Chaining function may work for `floats` into `integers`, but I don't think it is possible to do the same when converting `f64` into `f32` (or any big floats to a smaller float). Note that I only used integer in the above example, because it's easier to see what the result will be when rounding compared to the same operation with floats.

Also `ceil()` is like `approx_toward_infinity`, but only for positive numbers and it doesn't work for `f64` to `f32`. If you want `approx_toward_positive_infinity` for negative numbers, you need to use `floor()` with the same limitation.

1 Like

One thing that is missing from both the current and proposed APIs is a way to do ergonomic casts that panic on out of bounds / overflow. Yes, I can litter my code with unwrap() calls, but there is a reason that Vec supports indexing rather than requiring get().unwrap() calls everywhere: the common option should ideally have the most concise syntax. This absence is especially annoying for u64 <--> usize conversions since in many cases realistically my code is never going to run on anything other than a 64-bit machine, yet I still have to spend mental cycles thinking about it.

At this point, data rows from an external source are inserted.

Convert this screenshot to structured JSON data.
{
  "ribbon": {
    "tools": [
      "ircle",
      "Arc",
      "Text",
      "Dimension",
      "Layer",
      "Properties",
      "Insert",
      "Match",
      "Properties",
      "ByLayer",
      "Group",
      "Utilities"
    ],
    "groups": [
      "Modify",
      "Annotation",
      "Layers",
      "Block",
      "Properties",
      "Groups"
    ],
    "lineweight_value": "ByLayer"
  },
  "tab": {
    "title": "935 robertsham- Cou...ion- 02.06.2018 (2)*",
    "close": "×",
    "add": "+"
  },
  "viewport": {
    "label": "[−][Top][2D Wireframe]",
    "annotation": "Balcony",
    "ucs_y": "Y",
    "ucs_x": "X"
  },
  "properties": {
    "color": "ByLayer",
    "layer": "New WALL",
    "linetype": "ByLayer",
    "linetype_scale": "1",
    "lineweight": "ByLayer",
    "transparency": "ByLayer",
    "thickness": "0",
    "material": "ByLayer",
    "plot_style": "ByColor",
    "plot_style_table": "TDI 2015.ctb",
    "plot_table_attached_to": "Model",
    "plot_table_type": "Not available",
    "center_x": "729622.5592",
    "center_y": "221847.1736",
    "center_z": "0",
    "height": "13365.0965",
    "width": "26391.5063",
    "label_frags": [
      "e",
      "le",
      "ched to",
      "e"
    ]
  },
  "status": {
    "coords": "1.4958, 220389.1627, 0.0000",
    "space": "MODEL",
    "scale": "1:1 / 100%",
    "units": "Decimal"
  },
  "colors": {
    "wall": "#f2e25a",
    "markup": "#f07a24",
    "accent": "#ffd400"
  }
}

That is not how `.ceil()` , `.floor()` and `.truc()` work, they are exactly what you are asking for. I have seen the names misused in the way you described (old versions of Excel), but most programing language (including Rust) follow their mathematical definition.

There is no equivalent for `f64` to `f32`, but I don't see any use them. If someone can provide a good use then we can consider add them in the future.

2 Likes

Prior art:

That RFC proposed what this RFC proposes, basically, and was rejected because library team wanted to try to do it with a trait first (`TryFrom`).

Differences:

• `cast` was used instead of `to` (`wrapping_to` -> `wrapping_cast`).
• The `Option`-returning operation followed the analogy with arithmetic operations too (`checked_add` -> `checked_cast`, not `try_into`).
• The RFC also introduced a simple `cast` operation that panicked on failure, like simple arithmetic operations (`add` -> `cast`).
• Conversions involving floats weren't considered.

(I still think that RFC did everything right :p)

5 Likes

I would personally really like to see a better casting method for integers. right now you can't to u32->usize or usize->u32 safely. there should be a way to do this conversion with compile time safety (I don't want my code to compile if this can't be done safely).

2 Likes

I suppose would could have modules with names like `at_least_32bit` in `core::arch` and `std::arch` that only exist for corresponding targets. But I think this is unique enough that it deserves to be proposed in its own RFC. So I’m not planning to integrate that idea in this proposal, but feel free to pursue it separately!

In the meantime, consider making your own library (or module) with `cfg` like this:

``````#[cfg(any(target_pointer_width = "32", target_pointer_width = "64"))]
pub fn u32_to_usize(x: u32) -> usize {
x as _
}
``````

With a 16-bit target this function won’t exist, so calling it would cause a compilation error.

2 Likes

Such proposals were deferred before, because Rust is getting portability lints. Once they're implemented, this could be a regular `From` impl.